See Electric Fence and your documentation for debugging malloc.
Also, you can use the Boehm garbage collector as a leak detector.
First of all, there's libsafe which is just a simple compile and install. Seeing as we don't know much about your specific problem, I'm not sure if it'll help.
Second to try is compiling your own custom kernel with the GrSecurity kernel patch. It has as part of it the PaX kernel patch which is very effective at protecting against overflows. You could even just install the PaX kernel patch itself, but I believe the version in GrSecurity is kept more up-to-date. You can compile it with protection turned off by default, but using the PaX tools turn on protection for just the binaries you wish to check.
Installing either (or both) of these could well help you, without the need to blow away your current install and start fresh.
Using a complete hardened Linux distro is not necessary for "normal" development work, but it may be a good idea to verify that your application actually works there too.
In addition to the run-time checkers you can also look for static checkers like Splint. It can provide you with some extra information about potential problems that only occurs under certain conditions that maybe aren't met during runtime.
If the effort of trying to track down stack corruption is worth it? - YES! Absolutely! Catching bugs in an early stage is essential to keep down the lifecycle cost of a system.
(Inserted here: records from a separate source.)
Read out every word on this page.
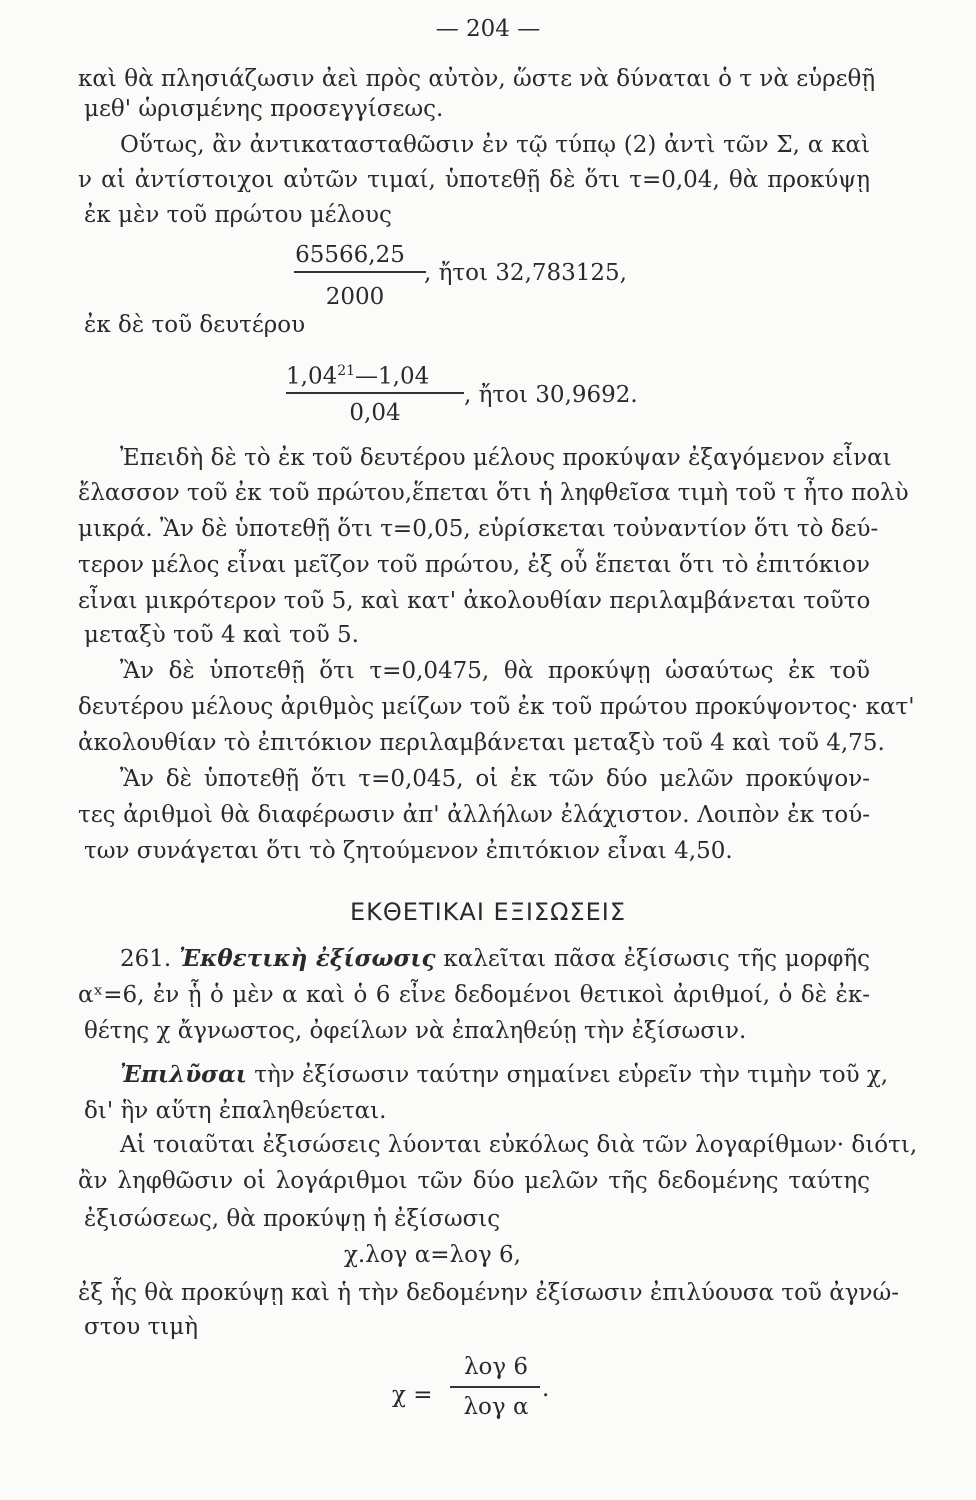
— 204 —
καὶ θὰ πλησιάζωσιν ἀεὶ πρὸς αὐτὸν, ὥστε νὰ δύναται ὁ τ νὰ εὑρεθῇ
μεθ' ὡρισμένης προσεγγίσεως.
Οὕτως, ἂν ἀντικατασταθῶσιν ἐν τῷ τύπῳ (2) ἀντὶ τῶν Σ, α καὶ
ν αἱ ἀντίστοιχοι αὐτῶν τιμαί, ὑποτεθῇ δὲ ὅτι τ=0,04, θὰ προκύψῃ
ἐκ μὲν τοῦ πρώτου μέλους
65566,25
2000
, ἤτοι 32,783125,
ἐκ δὲ τοῦ δευτέρου
1,04$^{21}$—1,04
0,04
, ἤτοι 30,9692.
Ἐπειδὴ δὲ τὸ ἐκ τοῦ δευτέρου μέλους προκύψαν ἐξαγόμενον εἶναι
ἔλασσον τοῦ ἐκ τοῦ πρώτου,ἕπεται ὅτι ἡ ληφθεῖσα τιμὴ τοῦ τ ἦτο πολὺ
μικρά. Ἂν δὲ ὑποτεθῇ ὅτι τ=0,05, εὑρίσκεται τοὐναντίον ὅτι τὸ δεύ-
τερον μέλος εἶναι μεῖζον τοῦ πρώτου, ἐξ οὗ ἕπεται ὅτι τὸ ἐπιτόκιον
εἶναι μικρότερον τοῦ 5, καὶ κατ' ἀκολουθίαν περιλαμβάνεται τοῦτο
μεταξὺ τοῦ 4 καὶ τοῦ 5.
Ἂν δὲ ὑποτεθῇ ὅτι τ=0,0475, θὰ προκύψῃ ὡσαύτως ἐκ τοῦ
δευτέρου μέλους ἀριθμὸς μείζων τοῦ ἐκ τοῦ πρώτου προκύψοντος· κατ'
ἀκολουθίαν τὸ ἐπιτόκιον περιλαμβάνεται μεταξὺ τοῦ 4 καὶ τοῦ 4,75.
Ἂν δὲ ὑποτεθῇ ὅτι τ=0,045, οἱ ἐκ τῶν δύο μελῶν προκύψον-
τες ἀριθμοὶ θὰ διαφέρωσιν ἀπ' ἀλλήλων ἐλάχιστον. Λοιπὸν ἐκ τού-
των συνάγεται ὅτι τὸ ζητούμενον ἐπιτόκιον εἶναι 4,50.
ΕΚΘΕΤΙΚΑΙ ΕΞΙΣΩΣΕΙΣ
261. Ἐκθετικὴ ἐξίσωσις καλεῖται πᾶσα ἐξίσωσις τῆς μορφῆς
αˣ=6, ἐν ᾗ ὁ μὲν α καὶ ὁ 6 εἶνε δεδομένοι θετικοὶ ἀριθμοί, ὁ δὲ ἐκ-
θέτης χ ἄγνωστος, ὀφείλων νὰ ἐπαληθεύῃ τὴν ἐξίσωσιν.
Ἐπιλῦσαι τὴν ἐξίσωσιν ταύτην σημαίνει εὑρεῖν τὴν τιμὴν τοῦ χ,
δι' ἣν αὕτη ἐπαληθεύεται.
Αἱ τοιαῦται ἐξισώσεις λύονται εὐκόλως διὰ τῶν λογαρίθμων· διότι,
ἂν ληφθῶσιν οἱ λογάριθμοι τῶν δύο μελῶν τῆς δεδομένης ταύτης
ἐξισώσεως, θὰ προκύψῃ ἡ ἐξίσωσις
χ.λογ α=λογ 6,
ἐξ ἧς θὰ προκύψῃ καὶ ἡ τὴν δεδομένην ἐξίσωσιν ἐπιλύουσα τοῦ ἀγνώ-
στου τιμὴ
χ =
λογ 6
λογ α
.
Also consider the risk of badwill if your product is prone to strange behavior and crashes.
If builders built buildings the way programmers wrote programs, then the first woodpecker would destroy civilization.
I feel your pain about bugs in libraries that you must use without the source code. I had an arrangement like that for nearly two years with extremely buggy code. Just relinking the static library with changes to my code, changing where in memory the library would reside, would often cause huge problems. Let's just say I got really good at debugging in assembly with gdb. I got where I could call them up and say something like, "you have some code at the end of function foo that looks like 'a[2] = b', but a was never allocated." They'd always reply with something like, "Yes it is ... oh wait..."
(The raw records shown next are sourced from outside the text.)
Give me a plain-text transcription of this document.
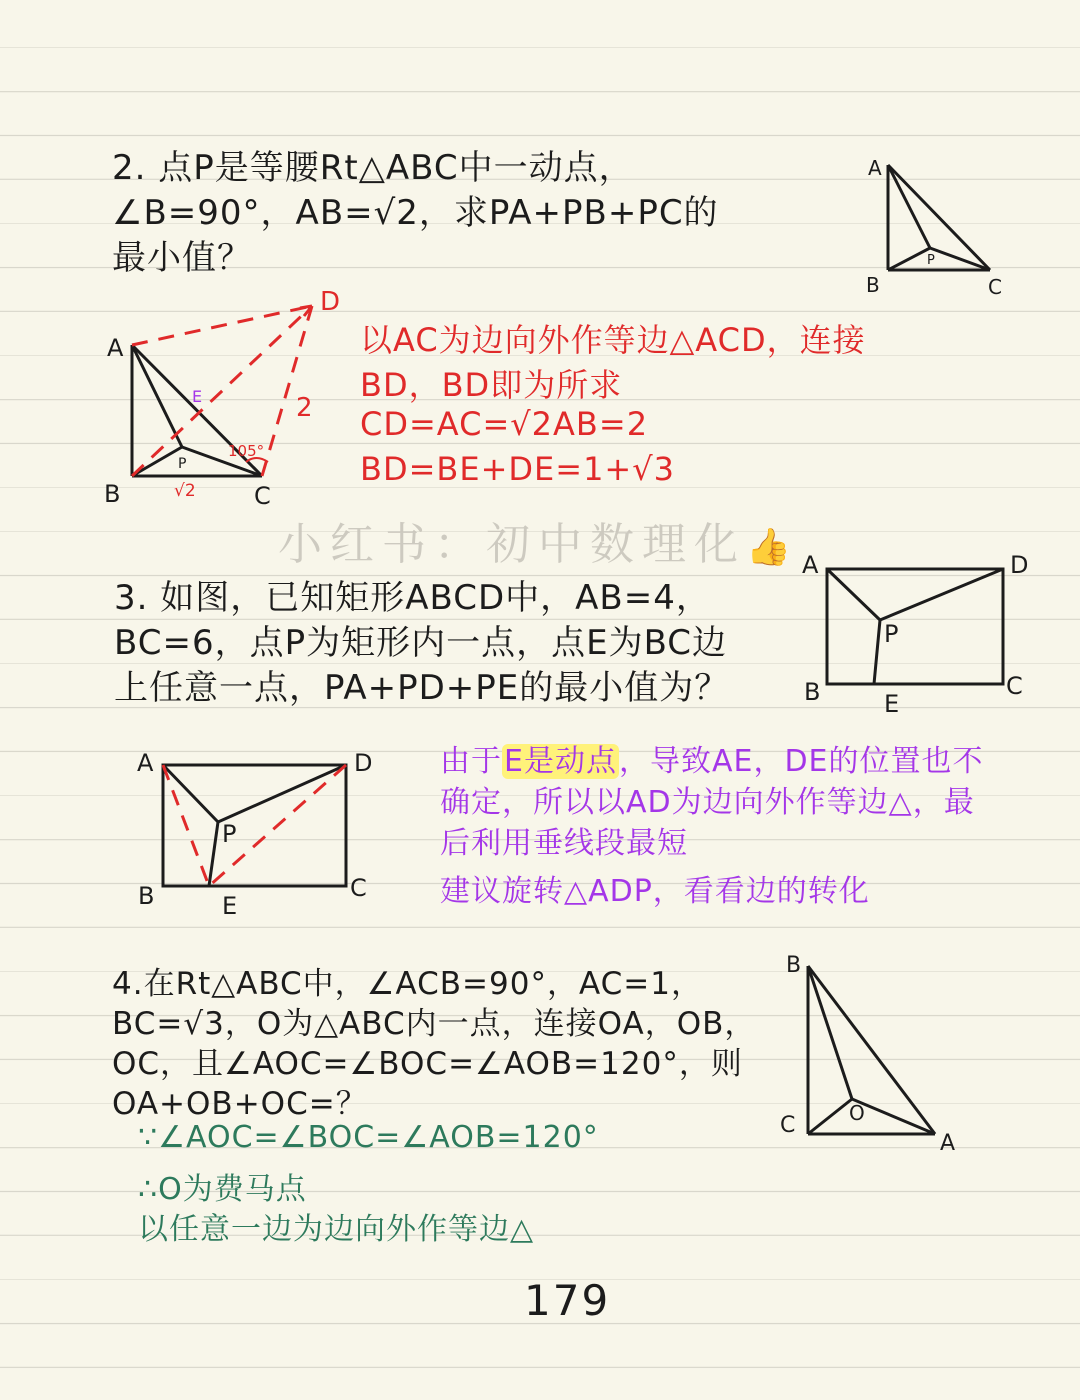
2. 点P是等腰Rt△ABC中一动点，
∠B=90°，AB=√2，求PA+PB+PC的
最小值？
A
B	C
P
A
B	C
D
E
P
105°
√2
2
A	D
B	C
E
P
A	D
B	C
E
P
B
C
A
O
以AC为边向外作等边△ACD，连接
BD，BD即为所求
CD=AC=√2AB=2
BD=BE+DE=1+√3
小红书：初中数理化👍
3. 如图，已知矩形ABCD中，AB=4，
BC=6，点P为矩形内一点，点E为BC边
上任意一点，PA+PD+PE的最小值为？
由于E是动点，导致AE，DE的位置也不
确定，所以以AD为边向外作等边△，最
后利用垂线段最短
建议旋转△ADP，看看边的转化
4.在Rt△ABC中，∠ACB=90°，AC=1，
BC=√3，O为△ABC内一点，连接OA，OB，
OC，且∠AOC=∠BOC=∠AOB=120°，则
OA+OB+OC=？
∵∠AOC=∠BOC=∠AOB=120°
∴O为费马点
以任意一边为边向外作等边△
179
This space intentionally left blank.
When politicians are suspected of corruption it is usually traced back to a stack of money.
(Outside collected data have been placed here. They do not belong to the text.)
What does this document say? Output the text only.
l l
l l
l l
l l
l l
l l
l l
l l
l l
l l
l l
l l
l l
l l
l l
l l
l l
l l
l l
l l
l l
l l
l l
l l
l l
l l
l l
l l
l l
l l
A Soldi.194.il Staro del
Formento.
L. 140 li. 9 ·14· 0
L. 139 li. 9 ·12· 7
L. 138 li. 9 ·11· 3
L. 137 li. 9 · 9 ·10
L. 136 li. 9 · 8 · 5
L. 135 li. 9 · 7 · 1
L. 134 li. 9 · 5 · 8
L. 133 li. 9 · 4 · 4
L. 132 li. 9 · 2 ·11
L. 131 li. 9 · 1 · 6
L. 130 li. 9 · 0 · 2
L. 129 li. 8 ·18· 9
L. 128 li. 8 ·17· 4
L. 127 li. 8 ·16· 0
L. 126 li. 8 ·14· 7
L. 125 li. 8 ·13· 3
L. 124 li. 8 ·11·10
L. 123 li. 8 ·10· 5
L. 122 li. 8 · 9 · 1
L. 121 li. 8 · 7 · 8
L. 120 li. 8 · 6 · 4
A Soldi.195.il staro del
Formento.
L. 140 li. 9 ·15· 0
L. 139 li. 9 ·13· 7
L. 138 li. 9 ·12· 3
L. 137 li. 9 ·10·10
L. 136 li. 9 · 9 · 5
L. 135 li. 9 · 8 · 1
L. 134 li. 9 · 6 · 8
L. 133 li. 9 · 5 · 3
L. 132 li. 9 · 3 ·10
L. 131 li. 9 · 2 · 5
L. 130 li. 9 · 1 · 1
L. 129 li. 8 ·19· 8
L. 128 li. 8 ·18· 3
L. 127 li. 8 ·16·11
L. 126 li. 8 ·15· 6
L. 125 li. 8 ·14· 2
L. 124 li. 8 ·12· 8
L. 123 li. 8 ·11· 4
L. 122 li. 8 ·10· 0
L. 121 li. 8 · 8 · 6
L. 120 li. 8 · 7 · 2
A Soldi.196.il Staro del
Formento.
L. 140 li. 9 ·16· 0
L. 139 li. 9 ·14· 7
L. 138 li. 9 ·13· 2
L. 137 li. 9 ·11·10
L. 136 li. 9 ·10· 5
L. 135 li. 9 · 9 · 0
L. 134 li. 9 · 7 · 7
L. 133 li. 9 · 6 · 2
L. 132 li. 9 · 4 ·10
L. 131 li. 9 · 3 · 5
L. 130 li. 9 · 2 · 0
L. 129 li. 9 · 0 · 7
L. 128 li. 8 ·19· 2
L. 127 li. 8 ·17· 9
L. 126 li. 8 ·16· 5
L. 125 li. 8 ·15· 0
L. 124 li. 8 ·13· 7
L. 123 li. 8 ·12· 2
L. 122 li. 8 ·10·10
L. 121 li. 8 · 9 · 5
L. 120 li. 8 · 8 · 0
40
Excuse me! I don't have $ in front of my variables!
I don't like yourOsOfChoice style naming, so I'll give you that...
Reality is nothing but a collective hunch.
If you don't mind spending money, get Rational Purify from IBM. They seem to properly support Linux now, and they are the gold standard. You can download a 2 week evaluation license to give it a try.
As far as your build process, you just take whatever your link command is, and tag "purify" on the beginning of it. The tool will instrument all compiled objects that you are linking in, and produce a binary that does all sorts of really useful checking (read/write of freed memory, buffer overruns, memory leaks, file descriptor leaks, ...).
If you are developing software for money, there is nothing better.
If you're doing open source work for no pay, obviously it's hard to justify it.
Don't use C!
"I don't know, therefore Aliens" Wafflebox1
If you're on Windows, the first line of defense is running a debug build of the app with /RTC1 and /GZ turned on. I ran into a stack buffer overrun just the other day and message box came up immediately telling me exactly which variable got corrupted.
You may find DieHard useful, if heap errors are also a problem -- it's a plug-in replacement for malloc/free that provides probabilistic guarantees of correct execution in the face of errors.
http://www.cs.umass.edu/~emery/diehard
-- emery
gcc -fbounds-check could find some memory problems (and some non-problems). I used this feature over 6 years ago before it was integrated into gcc. YMMV.